Pour convertir d’un espace à un autre, donc d’un médium imparfait à un autre, on passe par un espace symbolique intermédiaire, linéaire, (presque) parfait et idéal : le Lab. Cet espace est composé de toutes les couleurs visibles, et indépendant des media. Il sert donc de « dénominateur commun » à tout la chaîne graphique. Lors de ces conversions, on ajuste le gamma, la plage dynamique, le gamut, etc. La conversion d’espace, c’est simplement changer de référentiel, et ajuster les coordonnées de l’espace source pour les traduire dans l’espace cible.
L’étalonnage de l’écran, c’est comme votre clé d’accès à cet espace neutre et parfait, qui n’existe pas hors du monde magique des maths et de votre ordinateur. C’est ce qui permet de traduire cet espace invisible en quelque chose de visible.
Du coup, si vous n’étalonnez pas votre écran, vous n’avez pas la moindre idée de ce que vous voyez. Je lis souvent des beaufs de la photo qui expliquent qu’ils ont de très bons résultats sans étalonnage, et que de toute façon, les gens qui vont voir les photos n’ont pas d’écran étalonné.
C’est complètement idiot.
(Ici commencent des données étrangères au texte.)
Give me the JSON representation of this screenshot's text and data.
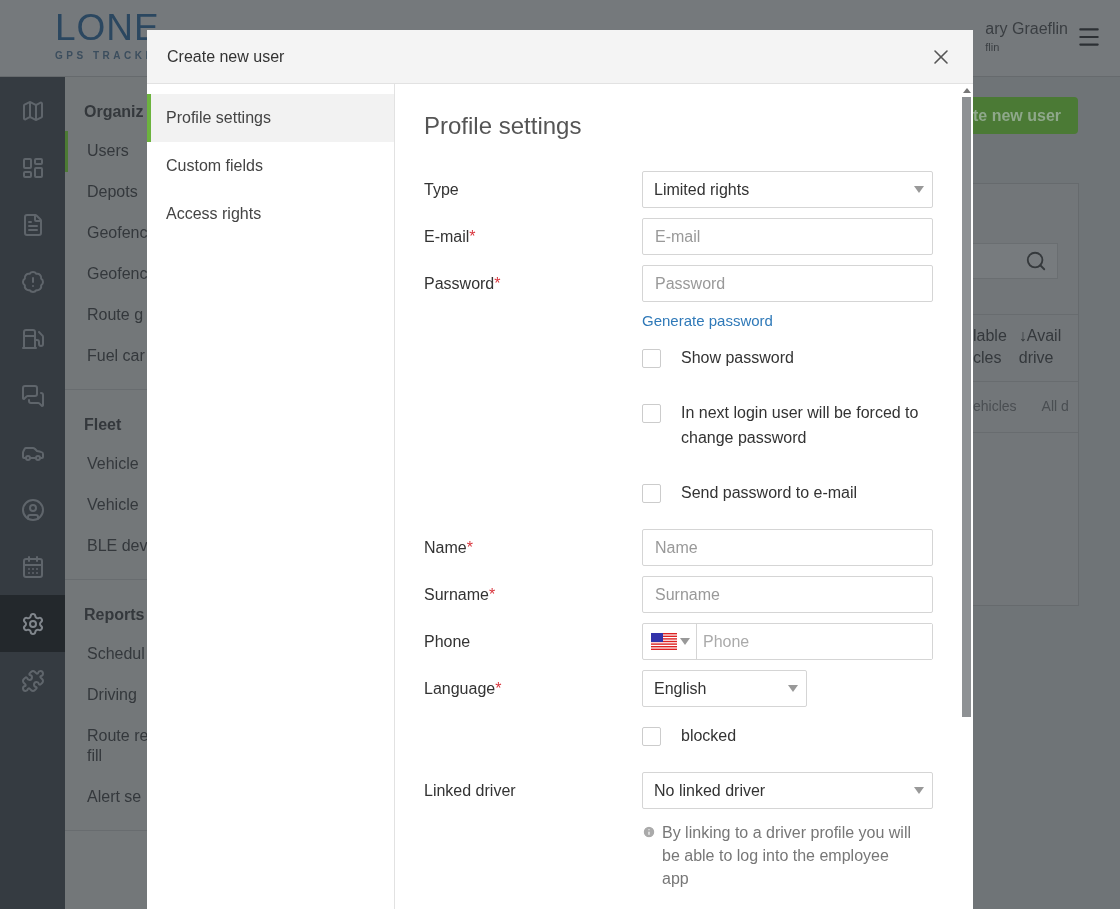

Le principe de l’étalonnage n’est pas de s’assurer de ce que le client va voir, mais de vous assurer de la cohérence de votre chaîne de traitement, du début jusqu’à la fin, ainsi que d’obtenir des résultat reproductibles, prévisibles et surtout, représentatifs de la réalité des données que vous manipulez. C’est surtout capital quand vous échangez des données avec quelqu’un d’autre (un imprimeur par exemple), car il ne connaît pas votre intention, il n’a que des données.
Et accessoirement, ça fait gagner beaucoup de temps et de confort.